In the method, a new type of pile is planted in the ground with a duct around it. Then, cement grouting of soil is applied around the piles and at the bottom end of the piles to enhance their load-bearing capacity, he said.
It was no ordinary cement but a kind of microfine variety bought from Australia. The cement is able to penetrate very small openings such as soil pores and microscopic rock fissures to improve strength, he said.
“We conducted the test, which took 10 months, and got a positive result. Since it was not a proven method, Robert suggested going for a second test. We got frustrated, but we had no other alternative,” Shafiqul said.
They got positive results in the second test too. Then they proceeded, deciding to have a cluster of seven skin-grouted piles for the 22 piers to increase their load-carrying capacity.
“We don’t know what would happen if we did not have this engineering [solution].
“We had to balance everything. We had to keep in mind the issue of a rail track on the bridge, the possibility of an earthquake, a hit from a 4,000-tonne vessel.”
“So, it is called the safest design because many parameters were added here,” he said, adding that the bridge would survive an earthquake, scouring of piles up to 62 metres below the surface, and being hit by a vessel loaded with 4,000-tonnes of goods.
“It’s certainly an engineering marvel.”
About the challenging nature of the Padma river, he said they were aware of some issues like 1.5 lakh cubic metres of water flowing each second in the river.
“But there are some unpredictable issues too — we don’t know when and where the scouring would take place. Us engineers have to make designs taking into consideration the worst-case scenario,” he said.
Then the Holey Artisan attack in 2016 came as a blow to the project with Japanese consultants leaving the country.
Finally, there was the Covid-19 pandemic, which slowed the project’s progress further.
Soon after the pandemic hit the country in early 2020, they arranged bio-bubbles for project staffers and workers, he said, adding that around 4,000 workers worked under the exit-entry restriction for around four months.
When the work gained momentum as the Covid situation improved, the project site was hit by the worst flood in the last 10 years. “Many things, like 130-135 roadway slabs and many railway stingers, were washed away in front of our eyes.”
They built those unique slabs and brought those stingers from Luxembourg, which took time, he added.
Terming the pile-related challenge the toughest, Shafiqul said: “It was beyond our engineering knowledge. The designers were struggling. This was a major decision. There was no remedy had any mistake occurred.”
He said consultants from around 30 countries worked on the project and equipment and materials were brought from 10 to 15 countries.

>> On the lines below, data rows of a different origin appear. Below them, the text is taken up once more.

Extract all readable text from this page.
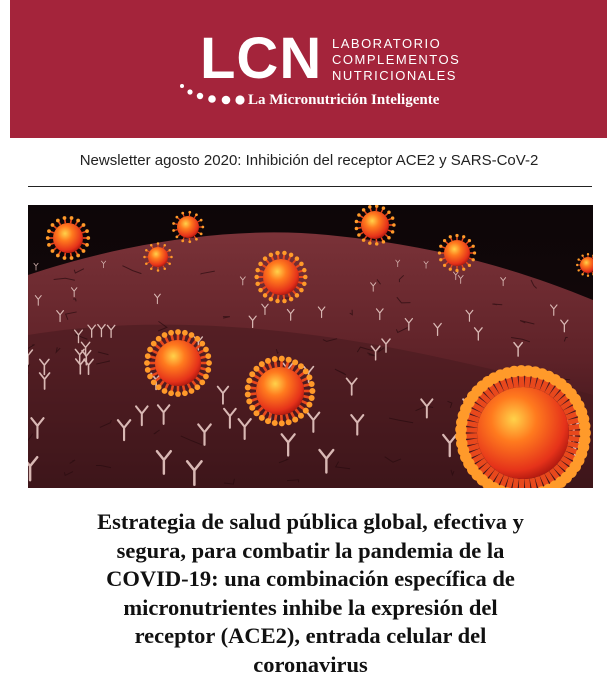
LCN LABORATORIO
COMPLEMENTOS
NUTRICIONALES
La Micronutrición Inteligente
Newsletter agosto 2020: Inhibición del receptor ACE2 y SARS-CoV-2
Estrategia de salud pública global, efectiva y
segura, para combatir la pandemia de la
COVID-19: una combinación específica de
micronutrientes inhibe la expresión del
receptor (ACE2), entrada celular del
coronavirus
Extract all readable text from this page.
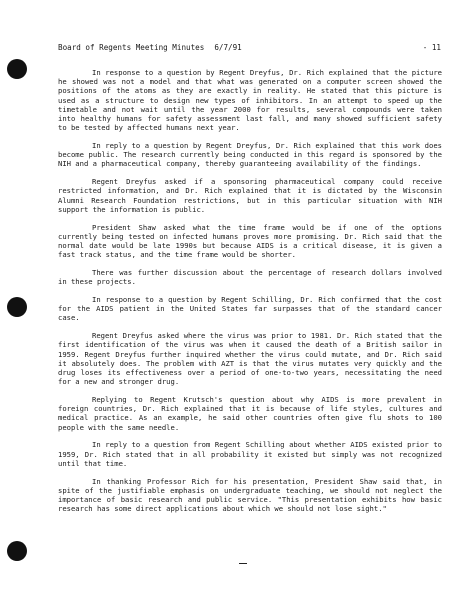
Board of Regents Meeting Minutes 6/7/91	- 11

In response to a question by Regent Dreyfus, Dr. Rich explained that the picture he showed was not a model and that what was generated on a computer screen showed the positions of the atoms as they are exactly in reality. He stated that this picture is used as a structure to design new types of inhibitors. In an attempt to speed up the timetable and not wait until the year 2000 for results, several compounds were taken into healthy humans for safety assessment last fall, and many showed sufficient safety to be tested by affected humans next year.

In reply to a question by Regent Dreyfus, Dr. Rich explained that this work does become public. The research currently being conducted in this regard is sponsored by the NIH and a pharmaceutical company, thereby guaranteeing availability of the findings.

Regent Dreyfus asked if a sponsoring pharmaceutical company could receive restricted information, and Dr. Rich explained that it is dictated by the Wisconsin Alumni Research Foundation restrictions, but in this particular situation with NIH support the information is public.

President Shaw asked what the time frame would be if one of the options currently being tested on infected humans proves more promising. Dr. Rich said that the normal date would be late 1990s but because AIDS is a critical disease, it is given a fast track status, and the time frame would be shorter.

There was further discussion about the percentage of research dollars involved in these projects.

In response to a question by Regent Schilling, Dr. Rich confirmed that the cost for the AIDS patient in the United States far surpasses that of the standard cancer case.

Regent Dreyfus asked where the virus was prior to 1981. Dr. Rich stated that the first identification of the virus was when it caused the death of a British sailor in 1959. Regent Dreyfus further inquired whether the virus could mutate, and Dr. Rich said it absolutely does. The problem with AZT is that the virus mutates very quickly and the drug loses its effectiveness over a period of one-to-two years, necessitating the need for a new and stronger drug.

Replying to Regent Krutsch's question about why AIDS is more prevalent in foreign countries, Dr. Rich explained that it is because of life styles, cultures and medical practice. As an example, he said other countries often give flu shots to 100 people with the same needle.

In reply to a question from Regent Schilling about whether AIDS existed prior to 1959, Dr. Rich stated that in all probability it existed but simply was not recognized until that time.

In thanking Professor Rich for his presentation, President Shaw said that, in spite of the justifiable emphasis on undergraduate teaching, we should not neglect the importance of basic research and public service. "This presentation exhibits how basic research has some direct applications about which we should not lose sight."
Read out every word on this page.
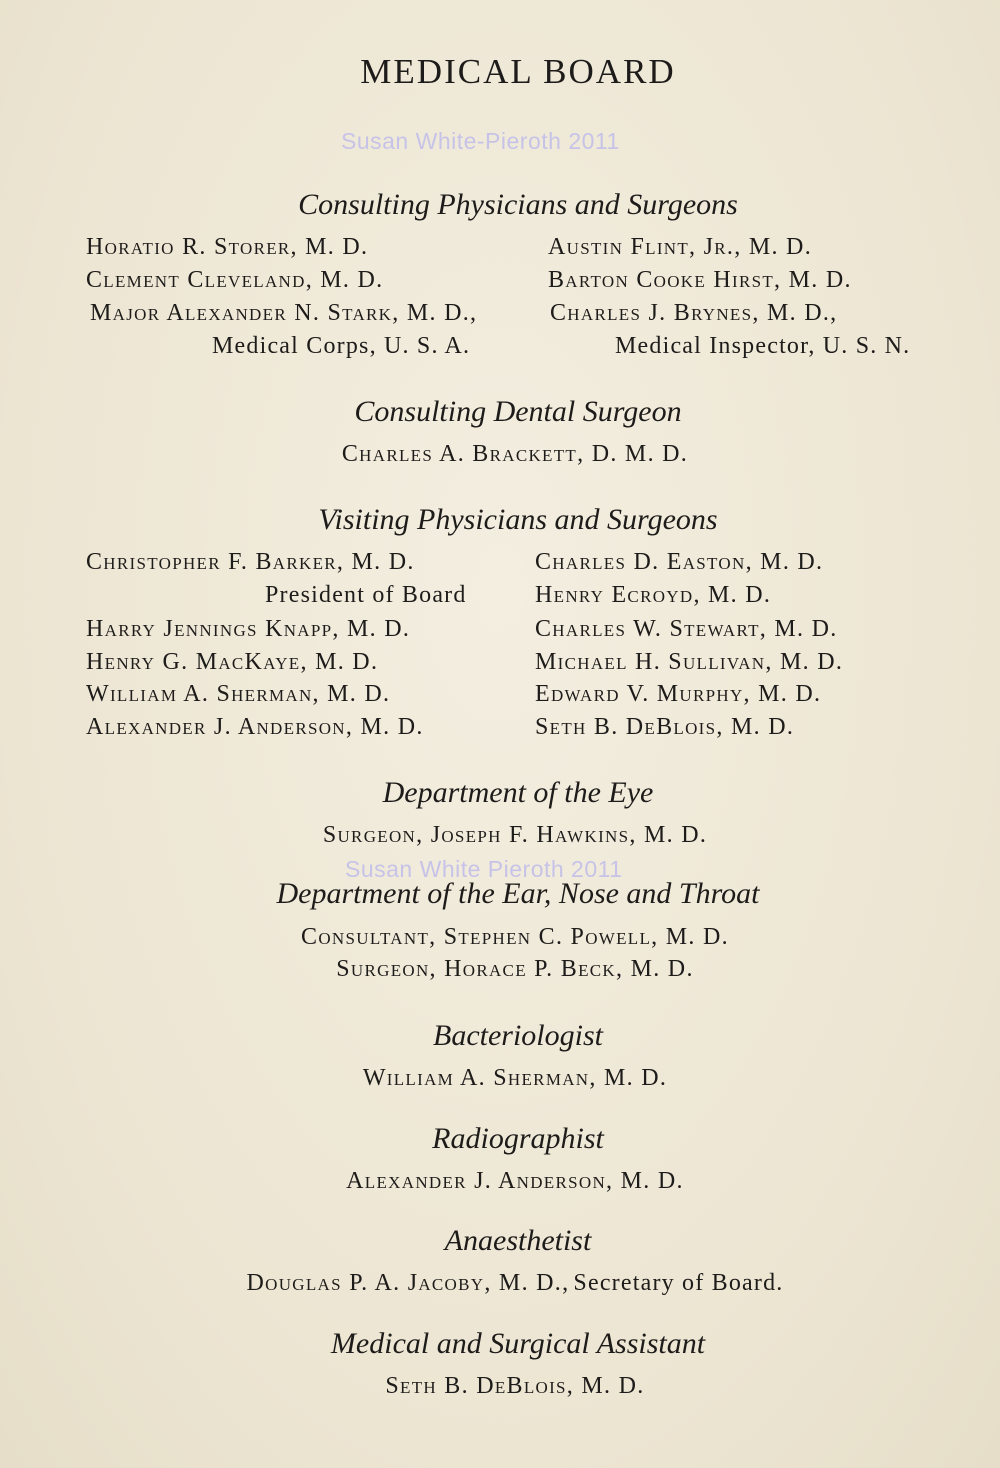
MEDICAL BOARD
Susan White-Pieroth 2011
Consulting Physicians and Surgeons
Horatio R. Storer, M. D.
Clement Cleveland, M. D.
Major Alexander N. Stark, M. D.,
Medical Corps, U. S. A.
Austin Flint, Jr., M. D.
Barton Cooke Hirst, M. D.
Charles J. Brynes, M. D.,
Medical Inspector, U. S. N.
Consulting Dental Surgeon
Charles A. Brackett, D. M. D.
Visiting Physicians and Surgeons
Christopher F. Barker, M. D.
President of Board
Harry Jennings Knapp, M. D.
Henry G. MacKaye, M. D.
William A. Sherman, M. D.
Alexander J. Anderson, M. D.
Charles D. Easton, M. D.
Henry Ecroyd, M. D.
Charles W. Stewart, M. D.
Michael H. Sullivan, M. D.
Edward V. Murphy, M. D.
Seth B. DeBlois, M. D.
Department of the Eye
Surgeon, Joseph F. Hawkins, M. D.
Susan White Pieroth 2011
Department of the Ear, Nose and Throat
Consultant, Stephen C. Powell, M. D.
Surgeon, Horace P. Beck, M. D.
Bacteriologist
William A. Sherman, M. D.
Radiographist
Alexander J. Anderson, M. D.
Anaesthetist
Douglas P. A. Jacoby, M. D., Secretary of Board.
Medical and Surgical Assistant
Seth B. DeBlois, M. D.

People who worked on this project were courageous as they had to work amid the huge waves of the river, deep fog and many other difficulties.
“The entire project was a result of good teamwork.”
“We earned confidence from the authorities, received all-out support from ministries and others concerned. So, the credit does not only go to our team but all concerned,” he added.
Asked about the time and cost overrun of the project, Shafiqul said, “Nowhere in the world could a project of this stature be completed like it was here. Even Chinese people say they wouldn’t have been able to build this bridge in less time than the Padma Bridge took.”
About the cost, he said, “I would request journalists to compare the project with other infrastructure projects like Bangabandhu Railway Bridge over Jamuna and Meghna and Gumti bridges over Meghna.”
The cost for the main bridge, excluding river training and others, is around Tk 12,000 crore, he said.
About the design life of the bridge, he said it is 100 years if proper maintenance is maintained.
When asked about his feelings after completion of such a project, Shafiqul said, “Frankly speaking I do not have any special feeling…
“I got engaged with the project knowing the challenges, and I thank the Almighty that I have been able to cope with the challenges.”
He said the most important thing is that the project gives a message loud and clear: “Bangladeshi engineers can do many things if they get a good team.”